5. Reduce or Postpone your Student Loan Payment
All Department of Education owned loans have a 0% interest rate as of March 13, 2020. This includes all Direct and Federal Family Education Loans (FFELP) in any status (in repayment, in school, grace, deferment, forbearance, etc.). If you’ve been impacted by the coronavirus and are having difficulty making payments, you can reduce or postpone your payments and log in online to check out your options. Unfortunately, if you have a private student loan or refinancing your Department of Education loan with another company, you will need to contact that company directly as this only applies to the Department of Education owned loans.
6. Reduce Car Insurance
The auto insurance institute lists out nine ways to lower your auto insurance costs. Though the first tip is to shop around, you may want to call your car insurance first to check how low they can get your insurance cost for you before shopping around. Your current insurance provider may just be the best after all.

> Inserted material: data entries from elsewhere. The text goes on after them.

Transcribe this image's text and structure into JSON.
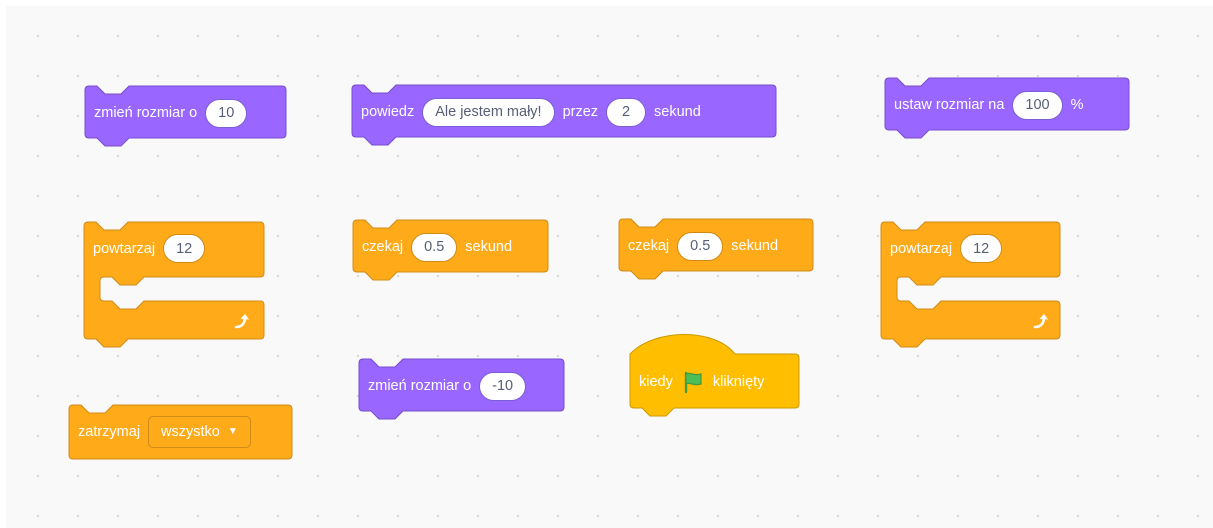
{
  "colors": {
    "looks": "#9966ff",
    "looks_border": "#774dcb",
    "control": "#ffab19",
    "control_border": "#cf8b17",
    "events": "#ffbf00",
    "events_border": "#cc9900",
    "input_text": "#575e75",
    "flag": "#4cbf56"
  },
  "blocks": {
    "change_size_1": {
      "label": "zmień rozmiar o",
      "value": "10"
    },
    "say": {
      "label_say": "powiedz",
      "message": "Ale jestem mały!",
      "label_for": "przez",
      "seconds": "2",
      "label_seconds": "sekund"
    },
    "set_size": {
      "label": "ustaw rozmiar na",
      "value": "100",
      "unit": "%"
    },
    "repeat_1": {
      "label": "powtarzaj",
      "value": "12",
      "loop_icon": "loop-arrow-icon"
    },
    "wait_1": {
      "label": "czekaj",
      "value": "0.5",
      "unit": "sekund"
    },
    "wait_2": {
      "label": "czekaj",
      "value": "0.5",
      "unit": "sekund"
    },
    "repeat_2": {
      "label": "powtarzaj",
      "value": "12",
      "loop_icon": "loop-arrow-icon"
    },
    "change_size_2": {
      "label": "zmień rozmiar o",
      "value": "-10"
    },
    "when_flag": {
      "label_when": "kiedy",
      "icon": "green-flag-icon",
      "label_clicked": "kliknięty"
    },
    "stop": {
      "label": "zatrzymaj",
      "option": "wszystko"
    }
  }
}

7. Review what Employers are looking for
Though a job that fits your needs may be hard to find or unavailable during the COVID-19 outbreak, you can still find job listings to see if there are gaps in your skillset. Use this time to analyze your education, skills, and experience against what employers are looking for. Then, write down the list of skills that make you marketable and the list of skills that would make you more marketable if you acquired them.
8. Update your Skillset
There are paid resources to help you update your skill set, such as LinkedIn Learning. However, there is also a free resource through EdX.org. EdX.org offers free courses from top universities around the world! You can leverage this free resource to gain in-depth knowledge on a needed topic to help you land your next career.
9. Update your Resume
This is also a good time to update your resume and update your LinkedIn profile if you have one. This is especially important if you been with your current employer a while. Use this time to add your most current employer and the job duties to your resume. Make sure your resume includes any new credentials, coursework, certifications, or skills that are not reflected on your most current resume. Visit our Resume and Cover Letters page to learn more download free Resume and Cover Letter templates.
10. Reflect on your Career Path
This can also be an ideal time to consider whether you would like to pursue a different career altogether. Taking the Free Career Tests on this site can help you explore career options that are matched to your interests. You may decide that your current career is right for you or surprise yourself and research a new one!